The Future: Towards Cleaner Fuels with Less Energy
Desulfurization of gas and fuels will continue to be a crucial step in energy production as the world demands cleaner fuels and stricter environmental standards. Today, hydrodesulfurization (HDS) remains the dominant technology to produce sweet natural gas and low-sulfur gasoline, diesel, and other fuels. It is highly effective but comes with high energy and hydrogen costs. That’s why there is a strong push for near-ambient desulfurization technologies – processes that can achieve the same sulfur removal at lower temperature, lower pressure, and with less added hydrogen or chemicals.

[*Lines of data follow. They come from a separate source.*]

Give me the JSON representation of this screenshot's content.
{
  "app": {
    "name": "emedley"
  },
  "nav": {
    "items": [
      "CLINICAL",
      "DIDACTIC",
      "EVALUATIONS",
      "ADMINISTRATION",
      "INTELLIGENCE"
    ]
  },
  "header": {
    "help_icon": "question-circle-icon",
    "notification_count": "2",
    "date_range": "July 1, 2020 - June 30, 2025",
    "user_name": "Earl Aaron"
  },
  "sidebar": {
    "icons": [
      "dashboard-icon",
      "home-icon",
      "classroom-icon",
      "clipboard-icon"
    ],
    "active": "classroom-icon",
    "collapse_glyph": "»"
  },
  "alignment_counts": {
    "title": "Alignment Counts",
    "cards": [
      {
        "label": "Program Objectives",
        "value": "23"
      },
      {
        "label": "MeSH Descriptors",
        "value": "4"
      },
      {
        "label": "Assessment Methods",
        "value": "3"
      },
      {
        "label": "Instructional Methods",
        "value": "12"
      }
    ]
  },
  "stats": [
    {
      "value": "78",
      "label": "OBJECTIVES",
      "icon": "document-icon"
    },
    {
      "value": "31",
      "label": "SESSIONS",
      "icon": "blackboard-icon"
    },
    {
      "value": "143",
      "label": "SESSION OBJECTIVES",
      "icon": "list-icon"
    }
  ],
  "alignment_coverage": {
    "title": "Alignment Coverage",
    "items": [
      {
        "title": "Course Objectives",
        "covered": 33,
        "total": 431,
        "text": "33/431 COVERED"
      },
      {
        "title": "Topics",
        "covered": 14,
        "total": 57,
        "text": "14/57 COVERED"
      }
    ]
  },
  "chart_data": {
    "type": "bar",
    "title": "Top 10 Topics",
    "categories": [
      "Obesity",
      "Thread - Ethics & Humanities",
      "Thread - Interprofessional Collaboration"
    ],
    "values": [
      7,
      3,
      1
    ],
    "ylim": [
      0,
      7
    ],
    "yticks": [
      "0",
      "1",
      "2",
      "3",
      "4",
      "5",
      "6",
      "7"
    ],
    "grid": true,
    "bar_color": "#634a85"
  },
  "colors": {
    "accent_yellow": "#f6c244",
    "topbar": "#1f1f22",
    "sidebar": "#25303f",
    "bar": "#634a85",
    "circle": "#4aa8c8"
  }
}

Some of the emerging methods we discussed, like oxidative desulfurization coupled with extraction, show that it’s possible to attain ultra-low sulfur levels at mild conditions. Innovative solutions (for example, the proprietary process by Curve Energy for ship fuels) are being developed to upgrade high-sulfur oils to low-sulfur without the big carbon footprint of HDS, by using novel chemistry under near-ambient conditions. Adsorbent-based polishing units might complement larger processes to squeeze out the last bit of sulfur cheaply at the end of a treatment train. Biological methods, while not yet practical at scale, could one day play a role if engineered microbes become more efficient.

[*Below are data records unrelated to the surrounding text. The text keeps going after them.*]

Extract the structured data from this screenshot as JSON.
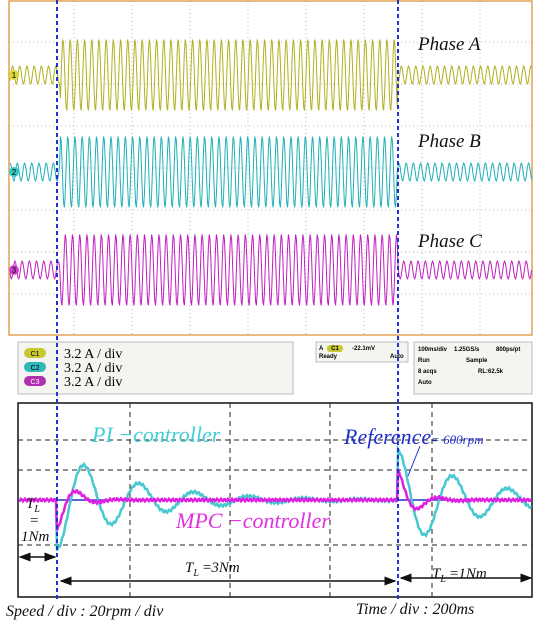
{
  "channels": [
    {
      "marker": "1",
      "label": "Phase A",
      "badge": "C1",
      "scale": "3.2 A / div"
    },
    {
      "marker": "2",
      "label": "Phase B",
      "badge": "C2",
      "scale": "3.2 A / div"
    },
    {
      "marker": "3",
      "label": "Phase C",
      "badge": "C3",
      "scale": "3.2 A / div"
    }
  ],
  "status": {
    "trigger_source": "A",
    "trigger_channel": "C1",
    "trigger_level": "-22.1mV",
    "state": "Ready",
    "mode": "Auto",
    "timebase": "100ms/div",
    "sample_rate": "1.25GS/s",
    "resolution": "800ps/pt",
    "run": "Run",
    "acq_mode": "Sample",
    "acquisitions": "8 acqs",
    "record_length": "RL:62.5k",
    "trigger_mode": "Auto"
  },
  "speed_plot": {
    "pi_label": "PI −controller",
    "mpc_label": "MPC −controller",
    "reference_label": "Reference",
    "reference_value": "= 600rpm",
    "loads": [
      {
        "symbol": "T",
        "subscript": "L",
        "equals": "=",
        "amount": "1Nm"
      },
      {
        "symbol": "T",
        "subscript": "L",
        "equals": "=",
        "amount": "3Nm"
      },
      {
        "symbol": "T",
        "subscript": "L",
        "equals": "=",
        "amount": "1Nm"
      }
    ],
    "speed_scale": "Speed / div : 20rpm / div",
    "time_scale": "Time / div : 200ms"
  }
}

In practical terms, the industry might not replace HDS entirely anytime soon – it’s a well-established, continuous process that refineries are built around. But we may see hybrid approaches: for example, using an oxidative/adsorptive process to assist HDS, thereby lowering the severity needed in the HDS unit (saving hydrogen and energy), or to help small facilities that can’t afford huge HDS units to still meet sulfur specs. The drive for lower costs and lower environmental impact (including lower CO₂ emissions) will likely make these alternatives more attractive. Every barrel of oil or cubic meter of natural gas processed with a gentler desulfurization method means energy saved and potentially less CO₂ emitted.
Conclusion: Desulfurization of gas – taking “sour” gas and making it “sweet” – is essential for safe use of fossil fuels. It protects us from poisonous gases and prevents acid rain and pollution. The conventional methods like amine gas sweetening and hydrodesulfurization have done the job for decades, turning sulfur-rich resources into clean-burning fuel. Now, with modern demands, the focus is on improving this process. Near-ambient chemical desulfurization methods represent the cutting edge of this field, promising sulfur removal with less heat and pressure. As these technologies mature, we can look forward to cleaner fuels produced with greener processes, continuing the effort to reduce the environmental footprint of the energy we use every day.